Webhooks are not fire-once events. GitLab sends multiple webhook calls for a single pipeline as it transitions through states, and any agent that acts on webhooks needs deduplication built in from day one — not added after 771 accidental merge requests. I also learned that LLM output formatting needs to be treated like an untrusted input — you have to write defensive parsers that handle every possible response format, not just the happy path. And deploying to Render taught me that "it works on my machine" still very much applies to Python version dependencies.


What's next for Fix My CI

The immediate next step is auto-retry — after the fix MR is merged, the agent triggers the pipeline again and reports whether it went green, completing the self-healing loop. After that, I want to add a Slack and Discord integration so teams get notified the moment a fix MR is opened, without needing to watch a dashboard.
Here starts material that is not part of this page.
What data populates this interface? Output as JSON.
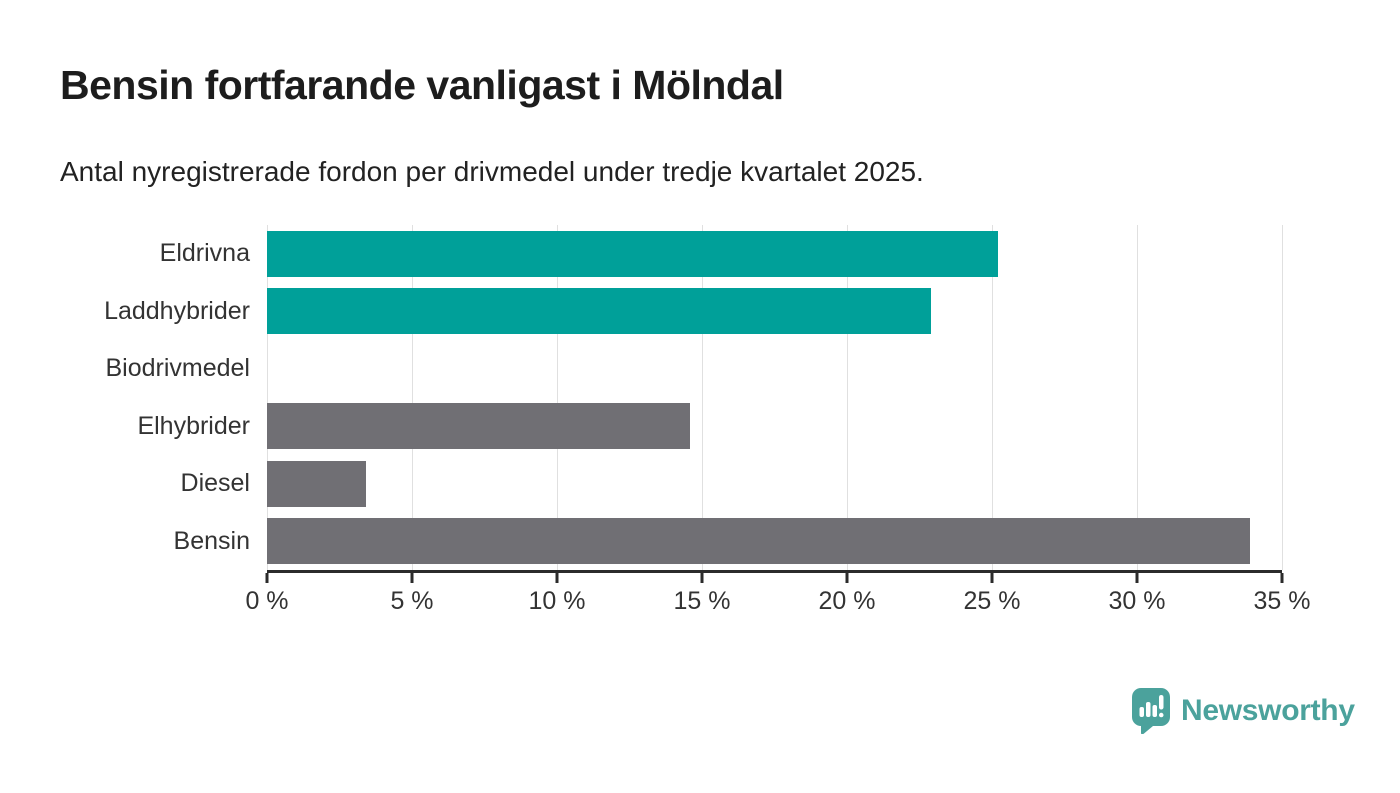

Longer term, the most interesting direction is multi-repo intelligence — if the same error pattern appears across different projects, the agent learns from the first fix and applies it instantly to every subsequent occurrence, turning a 60-second fix into a 0-second fix. I also want to expand beyond GitLab and GitHub to support Bitbucket and Jenkins, making Fix My CI the universal CI repair layer for any pipeline on any platform.